Inductive Logic Programming

Inductive Logic Programming PDF Author: Stephen Muggleton
Publisher: Boom Koninklijke Uitgevers
ISBN: 9783540634942
Category : Computers
Languages : en
Pages : 414

Book Description
This book constitutes the strictly refereed post-workshop proceedings of the 6th International Workshop on Inductive Logic Programming, ILP-96, held in Stockholm, Sweden, in August 1996. The 21 full papers were carefully reviewed and selected for inclusion in the book in revised version. Also included is the invited contribution "Inductive logic programming for natural language processing" by Raymond J. Mooney. Among the topics covered are natural language learning, drug design, NMR and ECG analysis, glaucoma diagnosis, efficiency measures for implementations and database interaction, program synthesis, proof encoding and learning in the absence of negative data, and least generalizations under implication ordering.

Inductive Logic Programming

Inductive Logic Programming PDF Author: Fabrizio Riguzzi
Publisher: Springer
ISBN: 3642388124
Category : Mathematics
Languages : en
Pages : 273

Book Description
This book constitutes the thoroughly refereed post-proceedings of the 22nd International Conference on Inductive Logic Programming, ILP 2012, held in Dubrovnik, Croatia, in September 2012. The 18 revised full papers were carefully reviewed and selected from 41 submissions. The papers cover the following topics: propositionalization, logical foundations, implementations, probabilistic ILP, applications in robotics and biology, grammatical inference, spatial learning and graph-based learning.
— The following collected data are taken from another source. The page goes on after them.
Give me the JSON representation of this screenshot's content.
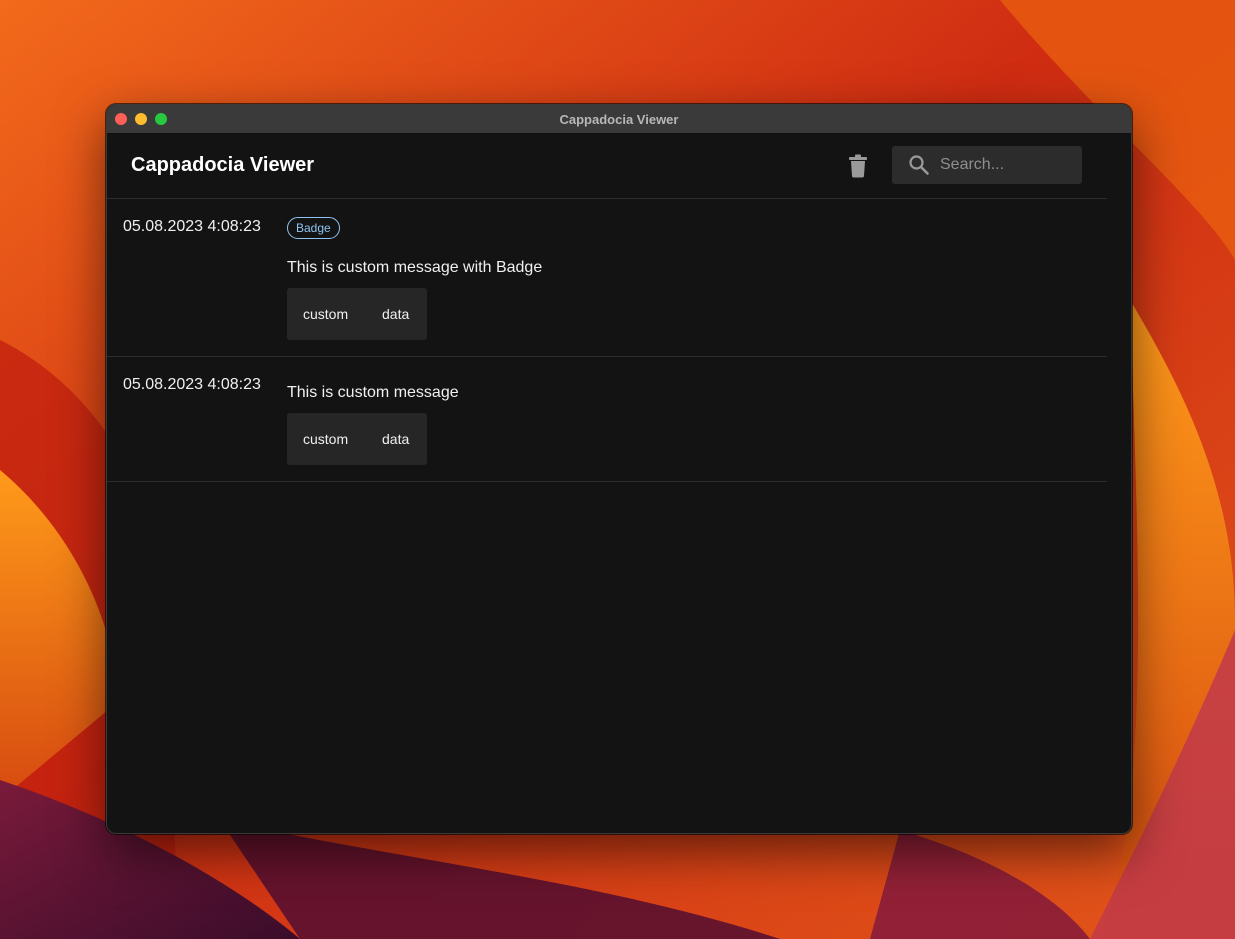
{
  "window": {
    "title": "Cappadocia Viewer"
  },
  "appbar": {
    "title": "Cappadocia Viewer",
    "clear_icon": "trash-icon",
    "search": {
      "icon": "search-icon",
      "placeholder": "Search...",
      "value": ""
    }
  },
  "logs": [
    {
      "timestamp": "05.08.2023 4:08:23",
      "badge": "Badge",
      "message": "This is custom message with Badge",
      "data": {
        "key": "custom",
        "value": "data"
      }
    },
    {
      "timestamp": "05.08.2023 4:08:23",
      "message": "This is custom message",
      "data": {
        "key": "custom",
        "value": "data"
      }
    }
  ],
  "colors": {
    "window_bg": "#131313",
    "titlebar_bg": "#3a3a3a",
    "badge": "#8ec3f0",
    "data_box": "#262626",
    "search_bg": "#2c2c2c"
  }
}
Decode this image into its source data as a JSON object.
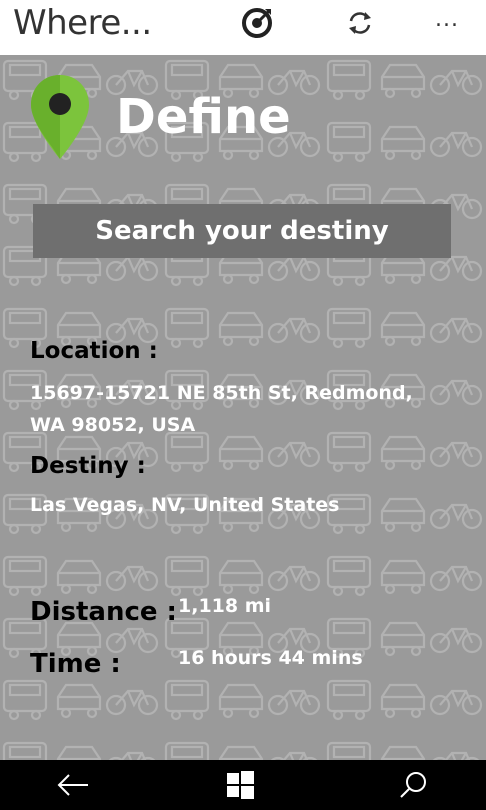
{
  "app": {
    "title": "Where..."
  },
  "toolbar": {
    "icons": [
      "target-icon",
      "refresh-icon",
      "more-icon"
    ],
    "more_label": "..."
  },
  "header": {
    "title": "Define"
  },
  "search": {
    "button_label": "Search your destiny"
  },
  "route": {
    "location_label": "Location :",
    "location_value": "15697-15721 NE 85th St, Redmond, WA 98052, USA",
    "destiny_label": "Destiny :",
    "destiny_value": "Las Vegas, NV, United States",
    "distance_label": "Distance :",
    "distance_value": "1,118 mi",
    "time_label": "Time :",
    "time_value": "16 hours 44 mins"
  },
  "nav": {
    "icons": [
      "back-arrow-icon",
      "windows-icon",
      "search-icon"
    ]
  },
  "colors": {
    "background": "#9a9a9a",
    "pattern": "#b4b4b4",
    "button": "#6f6f6f",
    "pin_green": "#79c23a",
    "navbar": "#000000"
  }
}
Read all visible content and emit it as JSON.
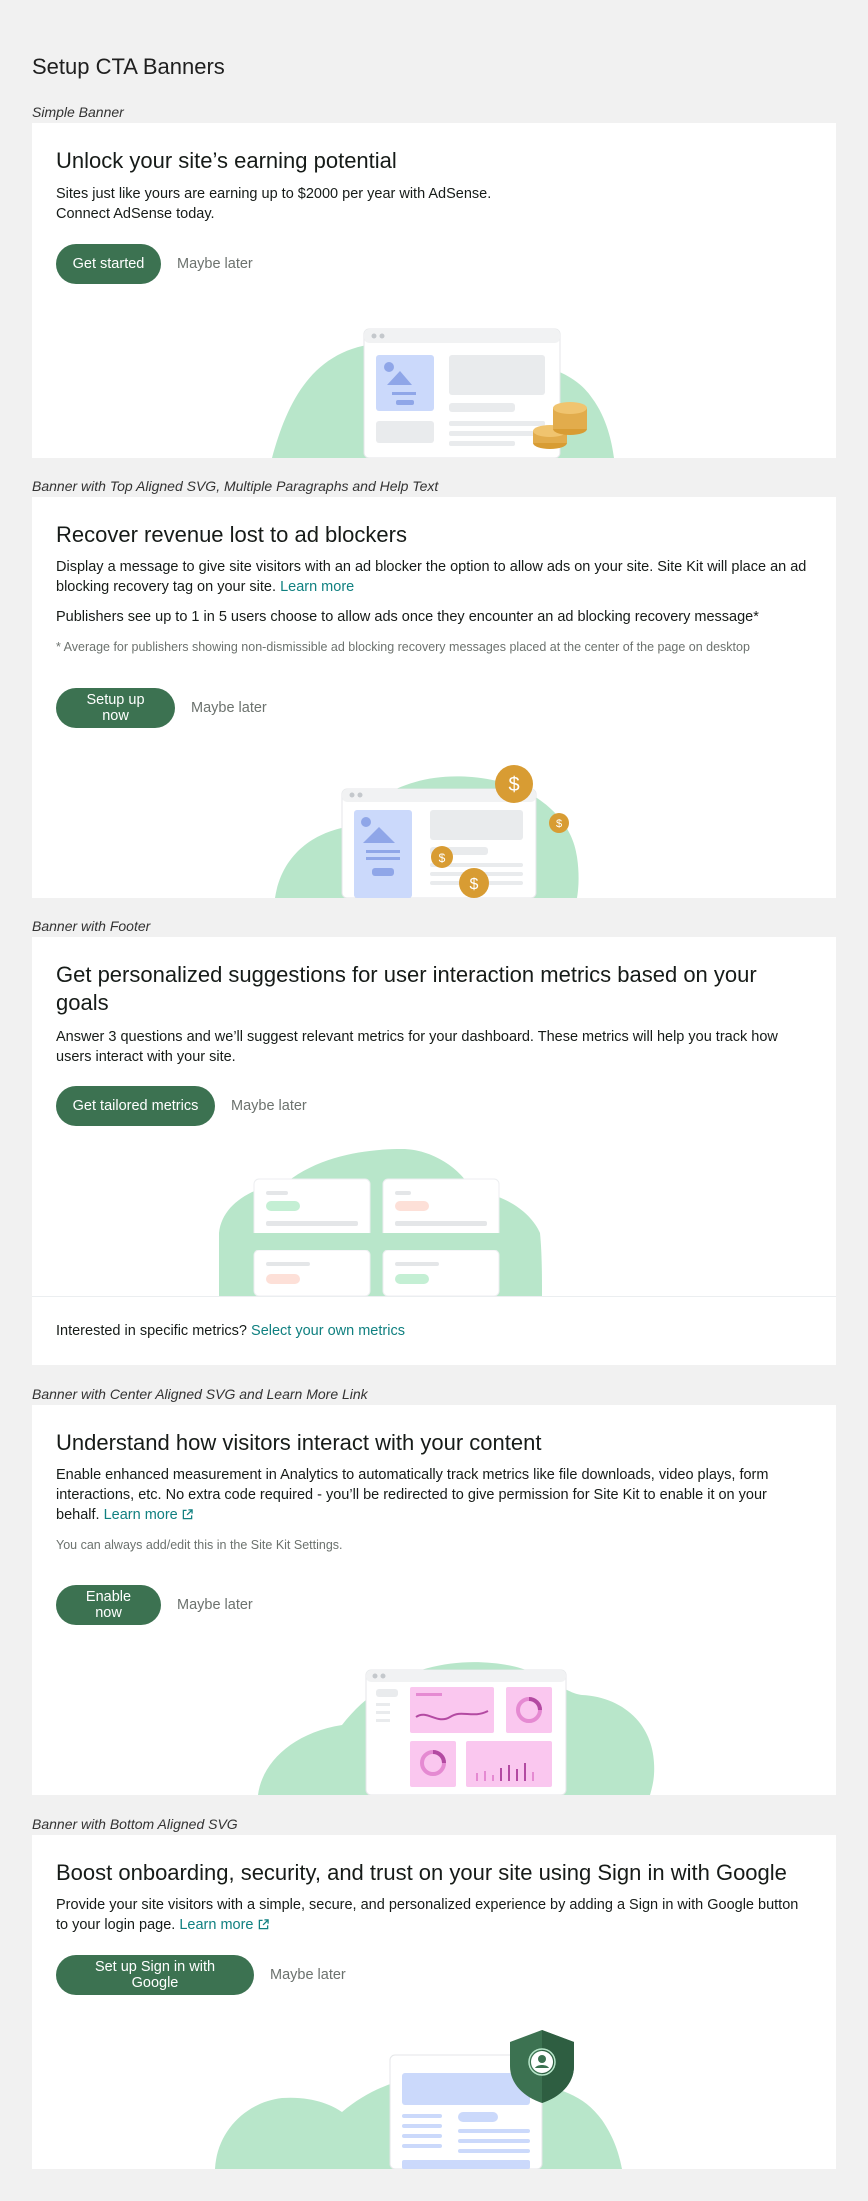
{
  "page_title": "Setup CTA Banners",
  "sections": [
    {
      "label": "Simple Banner",
      "title": "Unlock your site’s earning potential",
      "text_line1": "Sites just like yours are earning up to $2000 per year with AdSense.",
      "text_line2": "Connect AdSense today.",
      "cta_label": "Get started",
      "dismiss_label": "Maybe later"
    },
    {
      "label": "Banner with Top Aligned SVG, Multiple Paragraphs and Help Text",
      "title": "Recover revenue lost to ad blockers",
      "paragraph1": "Display a message to give site visitors with an ad blocker the option to allow ads on your site. Site Kit will place an ad blocking recovery tag on your site.",
      "learn_more": "Learn more",
      "paragraph2": "Publishers see up to 1 in 5 users choose to allow ads once they encounter an ad blocking recovery message*",
      "help_text": "* Average for publishers showing non-dismissible ad blocking recovery messages placed at the center of the page on desktop",
      "cta_label": "Setup up now",
      "dismiss_label": "Maybe later"
    },
    {
      "label": "Banner with Footer",
      "title": "Get personalized suggestions for user interaction metrics based on your goals",
      "text": "Answer 3 questions and we’ll suggest relevant metrics for your dashboard. These metrics will help you track how users interact with your site.",
      "cta_label": "Get tailored metrics",
      "dismiss_label": "Maybe later",
      "footer_text": "Interested in specific metrics?",
      "footer_link": "Select your own metrics"
    },
    {
      "label": "Banner with Center Aligned SVG and Learn More Link",
      "title": "Understand how visitors interact with your content",
      "text": "Enable enhanced measurement in Analytics to automatically track metrics like file downloads, video plays, form interactions, etc. No extra code required - you’ll be redirected to give permission for Site Kit to enable it on your behalf.",
      "learn_more": "Learn more",
      "help_text": "You can always add/edit this in the Site Kit Settings.",
      "cta_label": "Enable now",
      "dismiss_label": "Maybe later"
    },
    {
      "label": "Banner with Bottom Aligned SVG",
      "title": "Boost onboarding, security, and trust on your site using Sign in with Google",
      "text": "Provide your site visitors with a simple, secure, and personalized experience by adding a Sign in with Google button to your login page.",
      "learn_more": "Learn more",
      "cta_label": "Set up Sign in with Google",
      "dismiss_label": "Maybe later"
    }
  ],
  "colors": {
    "primary_button": "#3c7251",
    "link": "#108080",
    "blob": "#b8e6ca",
    "coin": "#d89c33",
    "page_bg": "#f1f1f1"
  },
  "icons": [
    "external-link-icon",
    "dollar-coin-icon",
    "shield-icon",
    "user-icon"
  ]
}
Foundations of Rule Learning

Foundations of Rule Learning PDF Author: Johannes Fürnkranz
Publisher: Springer Science & Business Media
ISBN: 3540751971
Category : Computers
Languages : en
Pages : 345

Book Description
Rules – the clearest, most explored and best understood form of knowledge representation – are particularly important for data mining, as they offer the best tradeoff between human and machine understandability. This book presents the fundamentals of rule learning as investigated in classical machine learning and modern data mining. It introduces a feature-based view, as a unifying framework for propositional and relational rule learning, thus bridging the gap between attribute-value learning and inductive logic programming, and providing complete coverage of most important elements of rule learning. The book can be used as a textbook for teaching machine learning, as well as a comprehensive reference to research in the field of inductive rule learning. As such, it targets students, researchers and developers of rule learning algorithms, presenting the fundamental rule learning concepts in sufficient breadth and depth to enable the reader to understand, develop and apply rule learning techniques to real-world data.